Current government nutritional recommendations for a healthy diet are for 15% of your calories to come from protein, 35% from fat and 50% from carbs. But double your protein calories to 30%, reduce your fat intake to 20% and obtain 50% of your calories from carbs that are harder to digest, and you lose weight without feeling hungry because protein suppresses your appetite. By including carbs in your diet, you avoid a common pitfall of low carb dieting which is food craving.

This evidence-based diet is the one I advocate in my lifestyle diet book CAN I HAVE CHIPS? fill up, lose weight, feel great. It is simple to follow, affordable, sustainable and it works. You don't need to count calories, you don't need a degree in nutrition, you just need to eat real food three times a day and stop snacking.

The easiest way to reduce your fat intake to 20% of calories is to cut out fat rich processed foods and snacks. Prepare food from scratch with minimal added fat, and when eating out choose dishes such as grills, or salads without oily dressing.

Replace easy to digest sugary carbs with harder to digest starchy carbs such as pasta, heavy bread, potatoes, basmati rice, quinoa, couscous and millet. Sugary food is ubiquitous and most of us love it. Cutting out sugar is much more difficult than cutting back on fat.

Step one is to ditch the sugary soft drinks and juices and stop adding sugar to tea and coffee. Step two is to cut out foods containing added sugar like cakes, biscuits, desserts and confectionery.

Three protein rich meals a day supplemented with a standard mug (250ml) of cooked starchy food, unlimited vegetables and fresh fruit triggers weight loss in all but the smallest builds. Proteins include meat, fish, eggs, pulses, dairy products, nuts and seeds.
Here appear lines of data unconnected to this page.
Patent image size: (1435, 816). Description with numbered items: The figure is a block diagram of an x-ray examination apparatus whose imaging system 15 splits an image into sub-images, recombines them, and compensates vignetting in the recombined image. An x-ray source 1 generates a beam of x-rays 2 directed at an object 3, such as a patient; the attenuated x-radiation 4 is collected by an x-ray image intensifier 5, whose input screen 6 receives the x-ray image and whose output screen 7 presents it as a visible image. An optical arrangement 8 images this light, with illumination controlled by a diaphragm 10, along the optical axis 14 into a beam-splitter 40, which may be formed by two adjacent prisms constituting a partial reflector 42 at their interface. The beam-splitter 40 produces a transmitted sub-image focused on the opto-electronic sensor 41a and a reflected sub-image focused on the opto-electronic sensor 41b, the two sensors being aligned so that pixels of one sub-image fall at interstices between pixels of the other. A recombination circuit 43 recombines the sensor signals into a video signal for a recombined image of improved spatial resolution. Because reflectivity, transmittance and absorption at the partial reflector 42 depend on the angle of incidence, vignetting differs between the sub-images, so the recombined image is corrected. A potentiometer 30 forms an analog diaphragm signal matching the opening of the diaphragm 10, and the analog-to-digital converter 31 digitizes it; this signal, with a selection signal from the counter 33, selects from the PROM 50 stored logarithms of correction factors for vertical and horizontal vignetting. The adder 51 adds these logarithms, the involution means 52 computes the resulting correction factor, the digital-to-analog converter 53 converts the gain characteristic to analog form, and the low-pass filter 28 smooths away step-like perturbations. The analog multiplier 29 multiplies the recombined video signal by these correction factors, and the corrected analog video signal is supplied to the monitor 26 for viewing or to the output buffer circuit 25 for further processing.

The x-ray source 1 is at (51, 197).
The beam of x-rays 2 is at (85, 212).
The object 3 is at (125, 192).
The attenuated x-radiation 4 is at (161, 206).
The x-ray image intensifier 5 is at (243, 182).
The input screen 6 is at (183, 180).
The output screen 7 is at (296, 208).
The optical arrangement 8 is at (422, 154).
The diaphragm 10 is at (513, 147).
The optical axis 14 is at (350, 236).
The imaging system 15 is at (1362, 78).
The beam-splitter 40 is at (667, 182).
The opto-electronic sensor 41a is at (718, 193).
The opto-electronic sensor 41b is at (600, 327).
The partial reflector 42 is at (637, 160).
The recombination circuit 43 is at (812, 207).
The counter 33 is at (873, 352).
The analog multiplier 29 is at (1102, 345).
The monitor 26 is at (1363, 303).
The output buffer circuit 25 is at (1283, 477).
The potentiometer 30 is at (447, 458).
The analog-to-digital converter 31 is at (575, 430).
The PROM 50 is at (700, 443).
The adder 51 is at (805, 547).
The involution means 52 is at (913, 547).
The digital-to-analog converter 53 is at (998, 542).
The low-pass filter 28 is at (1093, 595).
Find you are not losing weight? Restrict yourself to half a mug of starchy food. Losing too much? You should be so lucky! No need to worry that you are eating too much protein. There is no evidence that a high protein intake - up to 35% of calories - increases the risk of kidney stones, osteoporosis, cancer or cardiovascular disease, and once you reach your ideal weight you can reduce your intake.

Take each day at a time and gradually you will habituate to your new way of eating. Soon when offered a cupcake or doughnut with your tea you may come to realise why 'no' is the only answer.